CASSE’s Top 15 Policies for Achieving a Steady State Economy
- First and foremost, adopt the right macro-economic policy goal – a steady state economy that features sustainable scale, fair distribution of wealth, and efficient allocation of resources. A prerequisite to adopting this macro-economic policy goal is a cultural shift from the pursuit of lifestyles driven by endless economic expansion and unsustainable consumerism to lifestyles driven by the search for long-term prosperity and sustainable consumption that fulfills people’s needs. (2, 5)
- Maintain an exemplary network of conservation areas, sufficient in size and diversity to ensure the long-term provision of vital ecosystem services. (6)
- Stabilize population, and aim for a long-term population size that enables a high standard of living for everyone without undermining ecological systems and the life-support services they provide. (4)
- Gradually reset existing fiscal, monetary, and trade policy levers from growth toward a steady state. For example, manage the money supply and redevelop the tax code with the new macro-economic policy goal as a guide. (2)
- Limit the range of inequality in income and wealth, including both a minimum and maximum allowable income. Implement tax reforms to tax “bads” (e.g., pollution and depletion of natural resources) rather than goods (e.g., income from wages). (4)
- Develop a commons sector to accompany the public and private sectors. Within this commons sector, assign property rights for commonly held resources (e.g., the atmosphere, mineral resources, and forests), and establish public trusts to manage those resources for maximum long-term public benefit. (1)
- Employ cap-auction-trade systems in the commons sector for allocating basic resources. Set caps based on biophysical limits. Use auctions to distribute rights to extract resources. Equitably redistribute auction payments through public trusts. Implement a trading system for extraction rights to achieve efficient allocation of resources to those uses with the highest demand. (4)
- Establish a more flexible working day, week, and year to provide more opportunities for people to decide how to use their own time and to alleviate employment pressures. (4)
- Overhaul banking regulations, starting with gradual elimination of fractional reserve banking, such that the monetary system moves away from a debt structure that requires continuous economic growth. (3)
- Adjust zoning policies to limit sprawl and promote energy conservation.
- Continue to monitor GDP, but interpret it as a measure of the size of the economy. Use other indices to measure economic welfare and social progress, such as the Genuine Progress Indicator. Use the Steady State Economy Index (under development by CASSE) to indicate proximity to a sustainable steady state.
- Prevent unconstrained capital mobility so that financial resources are more directly tied to the real assets they represent. (4)
- Work toward full internalization of costs in prices (e.g., costs associated with environmental protection and fair labor laws), and adopt compensating tariffs to protect efficient national policies of cost internalization from standards-lowering competition from other countries. (4)
- Institute policies that move away from globalization and toward localization to conserve energy resources, provide high-quality local jobs, and maintain local decision-making authority.
- Limit the scope of advertising to prevent unnecessary demand stimulation and wasteful consumption.
1. Barnes, Peter. 2006. Capitalism 3.0: A Guide to Reclaiming the Commons.

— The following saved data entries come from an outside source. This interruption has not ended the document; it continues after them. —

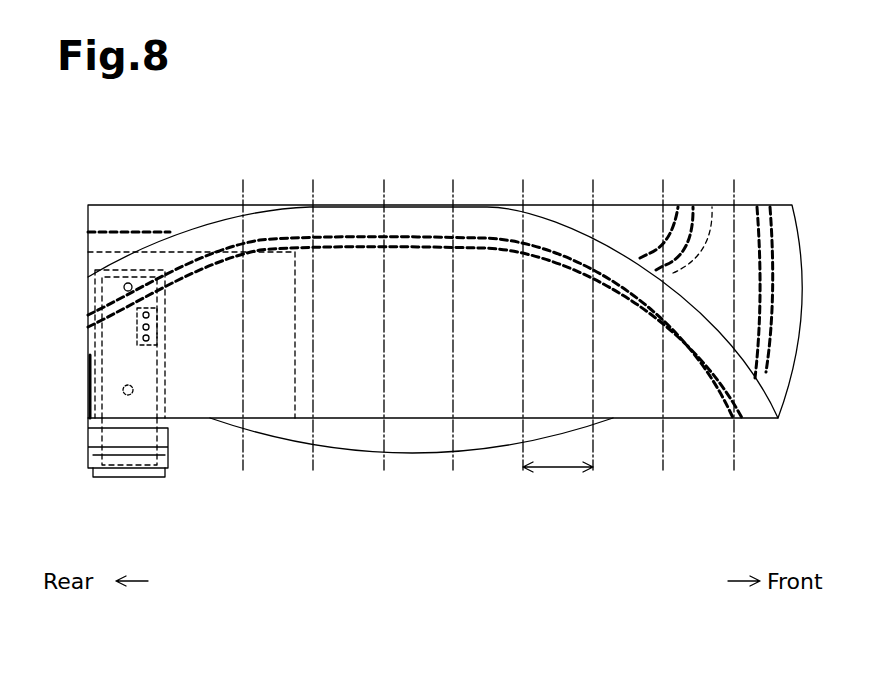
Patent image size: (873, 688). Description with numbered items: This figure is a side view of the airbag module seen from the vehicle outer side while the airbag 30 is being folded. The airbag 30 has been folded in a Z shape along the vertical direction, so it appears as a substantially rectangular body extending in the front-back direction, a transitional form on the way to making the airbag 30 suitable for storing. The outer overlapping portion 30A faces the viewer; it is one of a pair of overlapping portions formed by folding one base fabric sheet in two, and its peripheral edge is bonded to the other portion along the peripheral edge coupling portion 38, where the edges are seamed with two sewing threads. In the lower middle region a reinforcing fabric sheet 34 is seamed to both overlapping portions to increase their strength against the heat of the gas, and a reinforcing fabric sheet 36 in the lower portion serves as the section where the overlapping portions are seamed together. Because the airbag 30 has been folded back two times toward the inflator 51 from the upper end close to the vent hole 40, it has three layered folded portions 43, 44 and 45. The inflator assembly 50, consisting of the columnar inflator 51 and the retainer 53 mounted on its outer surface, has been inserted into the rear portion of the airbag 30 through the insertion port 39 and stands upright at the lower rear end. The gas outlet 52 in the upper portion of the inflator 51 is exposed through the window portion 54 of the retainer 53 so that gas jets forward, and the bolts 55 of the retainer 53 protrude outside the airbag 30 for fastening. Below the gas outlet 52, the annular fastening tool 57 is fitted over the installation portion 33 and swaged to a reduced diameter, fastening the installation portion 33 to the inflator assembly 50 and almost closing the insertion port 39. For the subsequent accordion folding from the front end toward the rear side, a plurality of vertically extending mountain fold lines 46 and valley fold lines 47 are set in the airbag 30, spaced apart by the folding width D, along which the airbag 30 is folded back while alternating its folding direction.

The airbag 30 is at (430, 140).
The overlapping portion 30A is at (472, 215).
The installation portion 33 is at (168, 455).
The reinforcing fabric sheet 34 is at (296, 320).
The reinforcing fabric sheet 36 is at (712, 207).
The peripheral edge coupling portion 38 is at (413, 237).
The insertion port 39 is at (157, 470).
The vent hole 40 is at (88, 397).
The folded portion 43 is at (487, 455).
The folded portion 44 is at (773, 210).
The folded portion 45 is at (603, 243).
The mountain fold line 46 is at (313, 465).
The valley fold line 47 is at (243, 185).
The inflator assembly 50 is at (152, 505).
The inflator 51 is at (157, 341).
The gas outlet 52 is at (137, 338).
The retainer 53 is at (157, 277).
The window portion 54 is at (155, 312).
The bolt 55 is at (128, 283).
The fastening tool 57 is at (170, 435).
The folding width D is at (553, 467).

Berrett-Koehler Publishers, Inc., San Francisco, California.
2. Czech, Brian. 2000. Shoveling Fuel for a Runaway Train: Errant Economists, Shameful Spenders, and a Plan to Stop Them All. University of California Press, Berkeley, California. 206pp.
3. Daly, Herman and Joshua Farley. 2003. Ecological Economics: Principles and Applications. Island Press, Washington, DC. 450pp.
4. Daly, Herman. 2008. A Steady-State Economy: A Failed Growth Economy and a Steady-State Economy Are Not the Same Thing; They Are the Very Different Alternatives We Face. UK Sustainable Development Commission, London, United Kingdom.
5. Daly, Herman. 1973. Toward a Steady-State Economy. W. H. Freeman, San Francisco, California. 332pp.
6. Dietz, R., and B. Czech. 2005. “Conservation Deficits for the Continental United States: an Ecosystem Gap Analysis.” Conservation Biology 19(5):1478-1487.